Coach’s notes: It's a 20 min grinder today. Shoot for consistency on the dubs, and big sets on the air squats if you can't go unbroken. Singles only on the deadlift, no tap n' go. 

Substitutes: 

  • BB deadlifts > DB deadlift 50/35 x 2.5 reps

Scaling:

  • Double-unders > single-unders x 2 reps
  • Air squats > assisted squats x .5 reps
  • Reduce load on deadlift and reps on air squats as needed. 

 

Karen, Ball Breaker

150 wall balls for time (20/14lb, 10/9ft)+50 double-unders every time you break

 

Coaches notes: In case 150 wall balls didn't feel like punishment enough, we added an actual punishment. Shoot for big sets on the wall balls and a relaxed pace on the dubs, partitioned as needed.

Substitutes:

  • Wall Balls:
  • Light thrusters, air squats x 2

Scaling:

  • double-unders > single-unders x 2
  • Reduce weight or volume on wall balls and double-under penalty reps as needed.


Eighters Gonna Eight

AMRAP in 8 min:

  • 8 front squats (135/95)
  • 38 double-unders

 

Coach’s notes: An 8 minute workout done right should make you nervous. Not quite short enough to sprint, not long enough to pace.

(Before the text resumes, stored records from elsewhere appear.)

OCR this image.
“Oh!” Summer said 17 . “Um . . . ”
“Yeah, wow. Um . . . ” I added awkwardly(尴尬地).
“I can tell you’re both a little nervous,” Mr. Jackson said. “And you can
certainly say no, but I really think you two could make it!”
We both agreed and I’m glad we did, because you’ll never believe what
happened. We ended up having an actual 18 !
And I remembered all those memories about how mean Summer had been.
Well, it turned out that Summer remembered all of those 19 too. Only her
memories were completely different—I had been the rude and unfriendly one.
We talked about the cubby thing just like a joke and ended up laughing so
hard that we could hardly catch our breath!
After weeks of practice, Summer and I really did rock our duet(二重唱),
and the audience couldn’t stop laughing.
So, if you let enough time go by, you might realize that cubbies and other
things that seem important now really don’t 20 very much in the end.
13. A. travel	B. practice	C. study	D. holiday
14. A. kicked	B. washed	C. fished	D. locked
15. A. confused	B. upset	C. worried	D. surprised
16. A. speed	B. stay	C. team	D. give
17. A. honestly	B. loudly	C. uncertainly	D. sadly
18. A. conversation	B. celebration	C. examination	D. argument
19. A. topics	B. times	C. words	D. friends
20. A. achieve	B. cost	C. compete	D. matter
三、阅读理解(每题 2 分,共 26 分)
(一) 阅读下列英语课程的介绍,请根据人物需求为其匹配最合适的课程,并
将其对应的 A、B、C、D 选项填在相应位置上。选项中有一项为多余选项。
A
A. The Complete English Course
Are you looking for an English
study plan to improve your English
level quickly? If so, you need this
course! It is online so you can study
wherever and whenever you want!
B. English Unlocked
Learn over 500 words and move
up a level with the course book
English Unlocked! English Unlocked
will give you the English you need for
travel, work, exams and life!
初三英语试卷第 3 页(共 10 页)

Shoot for unbroken on all squat sets and efficiency on the dubs. And remember, you can almost always pick up the bar sooner that you think.

Substitutes:

  • BB front squats > DB front squats, goblet squats, air squats x 3

Scaling:

  • double-unders > single-unders x 2

  • Reduce load on front squats as needed. Choose something that will be challenging, but possible, to get most rounds unbroken.